Sunday, October 6, 2013

Oswaldo Guayasamín

     
Autoretrato -- Self Portrait

     Oswaldo Guayasamín is an Ecuadorian artist and sculptor who is known for his lifelong dedication to the plight of Ecuador’s indigenous peoples and the politically oppressed. He was born in Quito on July 6th, 1919 to his indigenous, Kichwa father and his mestiza, Kichwa mother. He grew up in poverty, his father working as a taxi driver, while his mother died early in Guayasamín’s life. His childhood had profound effects on his outlook on life, and sparked many of the hard questions his work tackled through the rest of his life. While he was studying art formally in Quito’s School of Fine Arts, one of his best friends was killed in a demonstration during a worker’s uprising. This incident also inspired Guayasamín to further consider how he would define his views of people and society.

     What Guayasamín is most heralded for throughout his life and artistic career is his portrayal of human suffering, most notably among the indigenous populations of his country. Throughout his life, he surrounded himself with revolutionaries and artists of the period. One of his best friends, Pablo Neruda, was a poet who wrote about much of the same content that Guayasamín painted. Their friendship was sparked by mutual admiration, as well as a fervent support of communism, made particularly apparent during the Cuban Revolution. One book, America, My Brother, My Blood, is a compilation of Guayasamín’s paintings alongside Neruda’s poetry, and flows seamlessly between both mediums.

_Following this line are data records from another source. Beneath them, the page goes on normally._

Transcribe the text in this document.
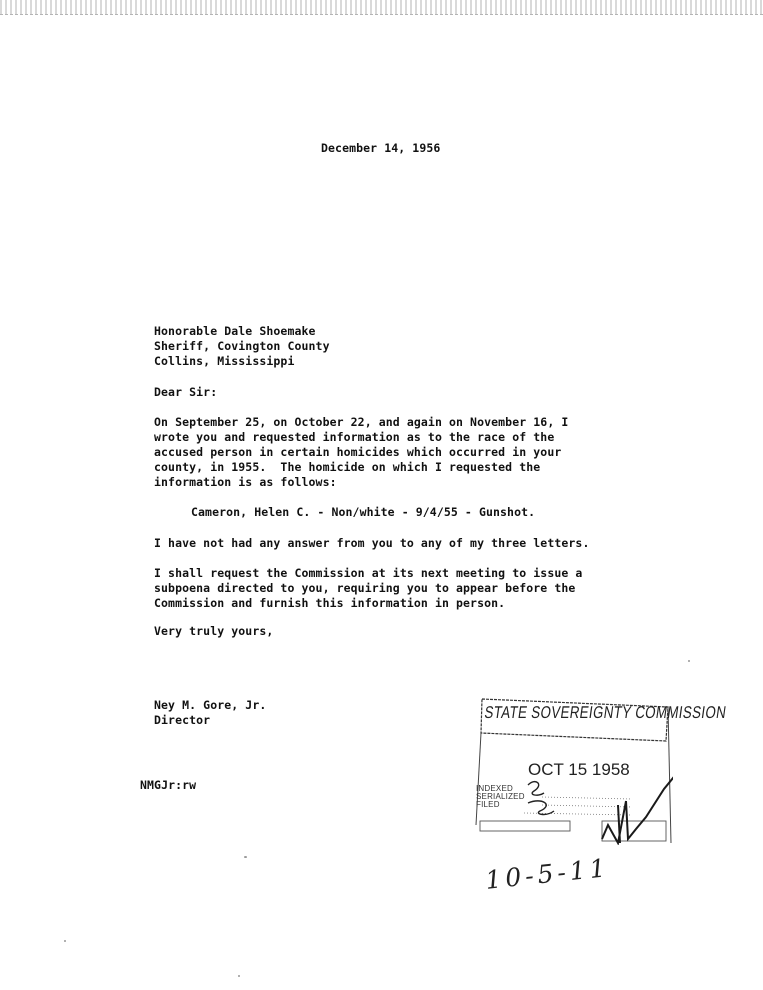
December 14, 1956
Honorable Dale Shoemake
Sheriff, Covington County
Collins, Mississippi
Dear Sir:
On September 25, on October 22, and again on November 16, I
wrote you and requested information as to the race of the
accused person in certain homicides which occurred in your
county, in 1955.  The homicide on which I requested the
information is as follows:
Cameron, Helen C. - Non/white - 9/4/55 - Gunshot.
I have not had any answer from you to any of my three letters.
I shall request the Commission at its next meeting to issue a
subpoena directed to you, requiring you to appear before the
Commission and furnish this information in person.
Very truly yours,
Ney M. Gore, Jr.
Director
NMGJr:rw
STATE SOVEREIGNTY COMMISSION
OCT 15 1958
INDEXED
SERIALIZED
FILED
10-5-11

     There are several aspects of Guayasamín’s work that I find particularly compelling. The first is the sheer span of material that his paintings cover. His work, though beautiful and often sad, is almost entirely political. However, Guayasamín didn’t limit himself to only one piece of subject matter in his vision of society. His work traces the inequalities and poverty he witnessed up the social ladder, painting portraits of suffering, revolutionaries who sought to end that suffering, and even those in power who make decisions as can be seen below in his portrait of Rigoberta Menchu, a Guatemalan indigenous Nobel Peace Prize winner, and his portrayal of the Pentagon.  

Rigoberta Menchu

Reunión en el Pentágono V -- Meeting in the Pentagon V

     The second aspect of his work that I appreciate is the way that he portrays emotion so vividly, despite his more abstract style and how he uses the negative space to accomplish it.  As can be seen below in the two paintings “La edad de la ira”, the spaces that he highlights between the fingers of the figure help to illustrate the desperation in the face.

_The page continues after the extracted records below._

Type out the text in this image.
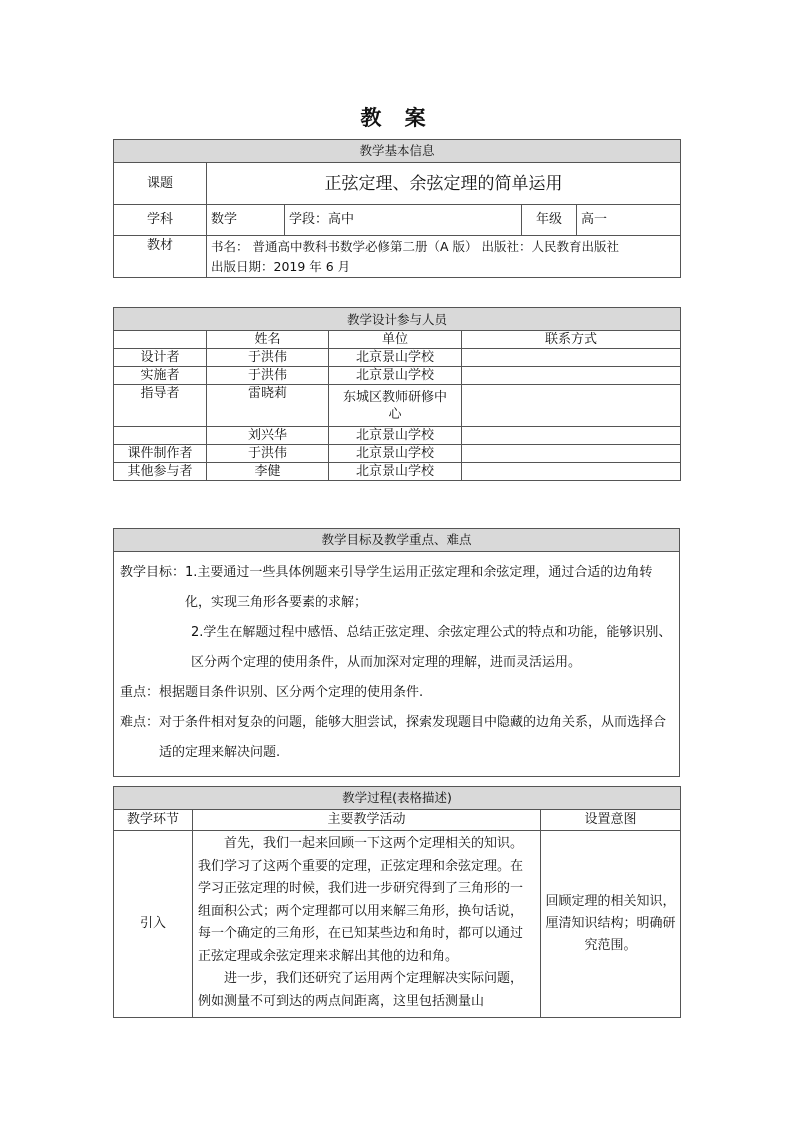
教 案
教学基本信息				
课题	正弦定理、余弦定理的简单运用			
学科	数学	学段：高中	年级	高一
教材	书名： 普通高中教科书数学必修第二册（A 版） 出版社：人民教育出版社
出版日期：2019 年 6 月			
教学设计参与人员			
	姓名	单位	联系方式
设计者	于洪伟	北京景山学校	
实施者	于洪伟	北京景山学校	
指导者	雷晓莉	东城区教师研修中心	
	刘兴华	北京景山学校	
课件制作者	于洪伟	北京景山学校	
其他参与者	李健	北京景山学校	
教学目标及教学重点、难点

教学目标： 1.主要通过一些具体例题来引导学生运用正弦定理和余弦定理，通过合适的边角转化，实现三角形各要素的求解；
2.学生在解题过程中感悟、总结正弦定理、余弦定理公式的特点和功能，能够识别、区分两个定理的使用条件，从而加深对定理的理解，进而灵活运用。
重点： 根据题目条件识别、区分两个定理的使用条件.
难点： 对于条件相对复杂的问题，能够大胆尝试，探索发现题目中隐藏的边角关系，从而选择合适的定理来解决问题.
教学过程(表格描述)		
教学环节	主要教学活动	设置意图
引入	首先，我们一起来回顾一下这两个定理相关的知识。我们学习了这两个重要的定理，正弦定理和余弦定理。在学习正弦定理的时候，我们进一步研究得到了三角形的一组面积公式；两个定理都可以用来解三角形，换句话说，每一个确定的三角形，在已知某些边和角时，都可以通过正弦定理或余弦定理来求解出其他的边和角。
进一步，我们还研究了运用两个定理解决实际问题，例如测量不可到达的两点间距离，这里包括测量山	回顾定理的相关知识，厘清知识结构；明确研究范围。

La edad de la ira -- The Age of Wrath
Manos de la protesta -- Hands of Protest


Manos de la esperanza -- Hands of Hope

     His drawings also demonstrate his interesting use of shapes and shading to define his figures. It often appears as though he is using individual shapes to piece together a face or a hand, but when all combined, create the image in a way that evokes exactly the emotion he mean to.

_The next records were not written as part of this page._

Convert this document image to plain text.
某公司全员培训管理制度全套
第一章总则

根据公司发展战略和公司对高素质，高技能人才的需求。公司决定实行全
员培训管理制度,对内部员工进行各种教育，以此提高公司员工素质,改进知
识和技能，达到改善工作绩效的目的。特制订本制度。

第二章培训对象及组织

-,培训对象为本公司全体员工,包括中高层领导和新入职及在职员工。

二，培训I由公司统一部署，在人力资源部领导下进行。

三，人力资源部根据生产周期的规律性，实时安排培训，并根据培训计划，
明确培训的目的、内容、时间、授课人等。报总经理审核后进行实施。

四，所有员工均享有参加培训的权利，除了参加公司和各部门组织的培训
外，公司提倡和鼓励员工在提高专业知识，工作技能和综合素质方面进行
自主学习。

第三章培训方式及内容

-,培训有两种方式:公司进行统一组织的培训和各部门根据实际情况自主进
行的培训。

Madre y niño -- Mother and Child

Madre y niño -- Mother and Child
     I have spent the better part of the last year studying abroad and working in Quito, mostly on indigenous civil rights issues. While there in the fall, Guayasamín’s final work, the Capilla del Hombre (Chapel of Man), became one of my favorite places in the city.  Guayasamín designed the building as a physical representation of hope for all of the cruelty he had witnessed in human beings. The chapel houses incredible, large-scale murals displaying incredible snapshots of human suffering, and overlooks a mountainous view of the valley outside the city. During my time in Ecuador, working with indigenous individuals and learning the history of indigenous rights, or lack of them, in the country, Guayasamín’s chapel completely resonated with the experiences I had in Ecuador.


     For me, Guayasamín’s paintings portray even more than the experience of the disadvantaged. They each highlight a part of the greater human condition that affects each one of us. The emotion he conveys in his work is emotion that can be found in every human being. Tenderness, suffering, fear, and hope are not reserved only for some people and not others and in that way Guayasamín paints a powerful portrait of the state of the human being.

Sources

"Biografía." Guayasamín. Fundación Guayasamín, n.d. Web. 07 Oct. 2013. <http://www.guayasamin.org/oswaldo-guayasamin/biografia.html>.

Capilla Del Hombre. Fundación Guayasamín, n.d. Web. 07 Oct. 2013. <http://www.capilladelhombre.com/>.

El Vuelo De Un Ave Blanca: Guayasamín. Quito: Universidad Católica Del Ecuador, 1999. Print.

Guayasamín, Oswaldo, and Pablo Neruda. America, My Brother, My Blood: A Latin American Song of Suffering and Resistance. 1st ed. New York: Ocean, 2006. Print.

1 comment:

  1. Thank you for your lovely post.

    Can you possible share the quote by Guayasamin that begins approximately "Hands have a life of their own"?